Screen Scraping from a web page with a lot of Javascript [closed] - javascript

Closed. This question does not meet Stack Overflow guidelines. It is not currently accepting answers.
We don’t allow questions seeking recommendations for books, tools, software libraries, and more. You can edit the question so it can be answered with facts and citations.
Closed 6 years ago.
Improve this question
I have been asked to write an app which screen scrapes info from an intranet web page and presents the certain info from it in a nice easy to view format. The web page is a real mess and requires the user to click on half a dozen icons to discover if an ordered item has arrived or has been receipted. As you can imagine users find this irritating to say the least and it would be nice to have an app anyone can use that lists the state of their orders in a single screen.
Yes I know a better solution would be to re-write the web app but that would involve calling in the vendor and would cost us as small fortune.
Anyway while looking into this I discovered the web page I want to scrape is mostly Javascript (although it doesn't use any AJAX techniques). Does anyone know if a library or program exists which I could feed with the Javascript and which would then spit out the DOM for my app to parse ?
I can pretty much write the app in any language but my preference would be JavaFX just so I could have a play with it.
Thanks for your time.
Ian

You may consider using HTMLunit
It's a java class library made to automate browsing without having to control a browser, and it integrates the Mozilla Rhino Javascript engine to process javascript on the pages it loads. There's also a JRuby wrapper for that, named Celerity. Its javascript support is not really perfect right now, but if your pages don't use many hacks things should work fine the performance should be way better than controlling a browser. Furthermore, you don't have to worry about cookies being persisted after your scraping is over and all the other nasty things connected to controlling a browser (history, autocomplete, temp files etc).

Since you say that no AJAX is used, then all the info is present at the HTML source. The javascript just renders it based on user clicks. So you need to reverse engineer the way the application works, parse the html and the javascript code and extract the useful information. It is strictly business of text parsing - you shouldn't deal with running javascript and producing a new DOM. This would be much more difficult to do.
If AJAX was used, your job would be easier. You could easily find out how the AJAX services work (probably by receiving JSON and XML) and extract the information.

You could consider using a greasemonkey JS. greasemonkey is a very powerful Firefox add on that allows you to run your own script alongside that of specific web sites. This allows you to modify how the web site is displayed, add or remove content. You can even use it to do AJAX style lookups and add dynamic content.
If your tool is for in house use, and users are all happy to use Firefox then this could be a winner.
Regards

I suggest IRobotSoft web scraper. It is a dedicated free software for screen scraping with the best javascript support. You can create and test a robot with its visual interface. You can also embed it into your own application using its ActiveX control and hide the browser window.

I'd go with Perl's Win32::IE::Mechanize which lets you automate Internet Explorer. You should be able to click on icons and extract text while letting MSIE do the annoying tasks of processing all the JS.

I agree with kgiannakakis' answer.

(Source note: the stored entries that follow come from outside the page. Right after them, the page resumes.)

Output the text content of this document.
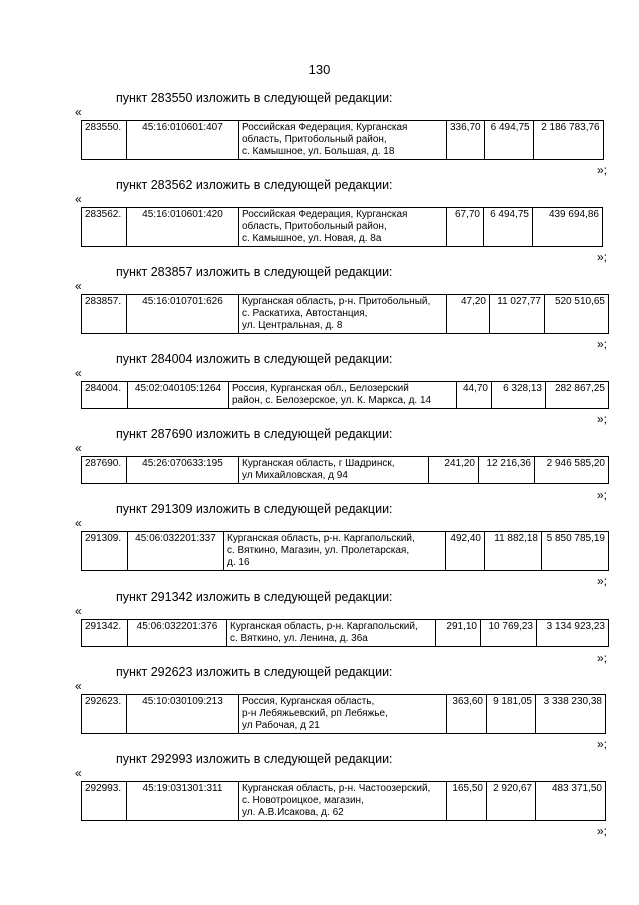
130
пункт 283550 изложить в следующей редакции:
«
283550.	45:16:010601:407	Российская Федерация, Курганская
область, Притобольный район,
с. Камышное, ул. Большая, д. 18	336,70	6 494,75	2 186 783,76
»;
пункт 283562 изложить в следующей редакции:
«
283562.	45:16:010601:420	Российская Федерация, Курганская
область, Притобольный район,
с. Камышное, ул. Новая, д. 8а	67,70	6 494,75	439 694,86
»;
пункт 283857 изложить в следующей редакции:
«
283857.	45:16:010701:626	Курганская область, р-н. Притобольный,
с. Раскатиха, Автостанция,
ул. Центральная, д. 8	47,20	11 027,77	520 510,65
»;
пункт 284004 изложить в следующей редакции:
«
284004.	45:02:040105:1264	Россия, Курганская обл., Белозерский
район, с. Белозерское, ул. К. Маркса, д. 14	44,70	6 328,13	282 867,25
»;
пункт 287690 изложить в следующей редакции:
«
287690.	45:26:070633:195	Курганская область, г Шадринск,
ул Михайловская, д 94	241,20	12 216,36	2 946 585,20
»;
пункт 291309 изложить в следующей редакции:
«
291309.	45:06:032201:337	Курганская область, р-н. Каргапольский,
с. Вяткино, Магазин, ул. Пролетарская,
д. 16	492,40	11 882,18	5 850 785,19
»;
пункт 291342 изложить в следующей редакции:
«
291342.	45:06:032201:376	Курганская область, р-н. Каргапольский,
с. Вяткино, ул. Ленина, д. 36а	291,10	10 769,23	3 134 923,23
»;
пункт 292623 изложить в следующей редакции:
«
292623.	45:10:030109:213	Россия, Курганская область,
р-н Лебяжьевский, рп Лебяжье,
ул Рабочая, д 21	363,60	9 181,05	3 338 230,38
»;
пункт 292993 изложить в следующей редакции:
«
292993.	45:19:031301:311	Курганская область, р-н. Частоозерский,
с. Новотроицкое, магазин,
ул. А.В.Исакова, д. 62	165,50	2 920,67	483 371,50
»;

I'd be suprised if you couldn't reverse engineer the javascript to identify where the information comes from and then write some simple Python scripts using Urllib2 and the Beautiful Soup library to scrape the same information.
If Python and scraping are a new idea, there's some excellent tutorials available on how to get going.
[Edit] Looks like there's a Python version of mechanize too. Time to re-write some scrapers I developed a while back! :-)

I created a project site2archive that uses phantomJs to render including JS stuff and wget to scrape. phantomJs is based on Webkit, that delivers a similar browsing environment as Safari and Google Chrome.

Related

Is it possible to edit and save website content to server, making the change viewable by everyone?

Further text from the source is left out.